Dec 16

Timebanking works

Posted: 2 December 2016

Our CEO Sharon Allen shares her experience of visiting a timebank in Cambridge.

When I was invited to a meeting at CHS HQ to discuss timebanking, I was curious as although it is a concept had some familiarity with, I was wondering what the connection was to housing and social care which is my day job.

For those unfamiliar with timebanking, it’s a pretty straightforward concept – you join a timebanking scheme and when you do a task that helps someone else then you can bank an hour of time that you can then use when you want to ask another member of a scheme to do some work for you.  So for example, it could be ringing up a socially isolated older person for a chat and then using the hour banked to ask another member of the scheme to put up a shelf for you.

CHS is working with timebanks across the county and colleagues at Cambridgeshire County Council to develop networks that include many CHS tenants and the invite was to meet with all of them to hear how the scheme is working, and most importantly what impact it is having.  As I listened, it struck me that this is exactly the sort of positive partnership working between different organisations that I love to see, systems leadership in action.
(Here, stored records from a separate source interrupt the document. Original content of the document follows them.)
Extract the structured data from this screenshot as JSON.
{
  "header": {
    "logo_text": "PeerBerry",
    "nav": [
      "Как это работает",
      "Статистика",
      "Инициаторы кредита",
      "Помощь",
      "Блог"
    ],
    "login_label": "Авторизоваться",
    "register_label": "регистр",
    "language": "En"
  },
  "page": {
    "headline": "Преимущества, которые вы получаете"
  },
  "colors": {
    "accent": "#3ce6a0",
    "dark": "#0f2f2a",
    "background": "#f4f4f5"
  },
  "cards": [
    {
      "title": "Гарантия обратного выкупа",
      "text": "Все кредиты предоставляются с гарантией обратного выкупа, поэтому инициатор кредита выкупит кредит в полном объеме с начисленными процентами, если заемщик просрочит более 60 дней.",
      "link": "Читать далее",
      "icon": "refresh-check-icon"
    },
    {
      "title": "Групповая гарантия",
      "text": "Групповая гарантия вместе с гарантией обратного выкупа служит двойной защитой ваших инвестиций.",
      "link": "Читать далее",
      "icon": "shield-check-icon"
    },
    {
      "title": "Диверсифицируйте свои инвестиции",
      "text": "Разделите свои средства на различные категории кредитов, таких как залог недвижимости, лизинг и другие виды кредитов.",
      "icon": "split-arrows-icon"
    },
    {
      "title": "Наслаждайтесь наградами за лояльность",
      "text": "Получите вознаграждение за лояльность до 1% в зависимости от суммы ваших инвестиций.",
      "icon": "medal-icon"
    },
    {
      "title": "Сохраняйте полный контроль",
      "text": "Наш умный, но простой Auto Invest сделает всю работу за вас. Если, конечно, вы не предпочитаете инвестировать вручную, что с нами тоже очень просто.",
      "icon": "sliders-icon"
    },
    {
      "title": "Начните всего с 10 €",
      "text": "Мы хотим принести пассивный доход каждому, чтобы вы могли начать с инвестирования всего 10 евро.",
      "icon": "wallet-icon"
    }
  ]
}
I was really impressed to be given a thick booklet showing how timebankers could swap their hours for Time Credits giving free entry to  local leisure and cultural services, which fits perfectly into the national drive to encourage us all to be more active. This is possible thanks to local collaboration between the Timebanks and Spice – the social enterprise who run Time Credits.

The reality is that timebanking does depend on having really good coordinators who keep an eye on the hours racking up in the virtual bank and, more importantly, expand the networks so people with a vast array of skills, including those who perhaps do not recognise the skills they have, who are ready to offer their services when needed.

One of the timebank members has just moved into the area and joining up led to her meeting new people helping her deal with some health issues. One of the interesting by-products of the timebank is members blogging – pastconnect.blogspot.co.uk –  and sharing their life experiences, including one woman who was born six years after the start of the First World War who is a classic example of a silver surfer using the web to engage with her community.

The penny really dropped when we were joined by a timebank member - and CHS tenant - who has also battled serious health issues that had left her feeling socially isolated. She’d heard about the timebank so thought she’d give it a go and went along to a session at a local church run kitchen that offers timebank credits to volunteers.

The volunteers there welcomed her with open arms offering her an opportunity to use her skills to work in the kitchen to start earning credits. Now that woman is managing two sessions a week which has completely changed her life.


Aside from the courage it took to make that first step she told us that her use of medication had reduced and she is making far fewer visits to her GP.  Yes, we can quantify how much money that might save although I was more impressed when she said ‘I can sleep at night and who can put a price on that?’

So whilst we need to see timebanking as something that might have some cost savings attached, it’s also vital to recognise that people helping each other because they want to also produces less tangible - and very powerful - results around social cohesion and inclusion which are in my view priceless.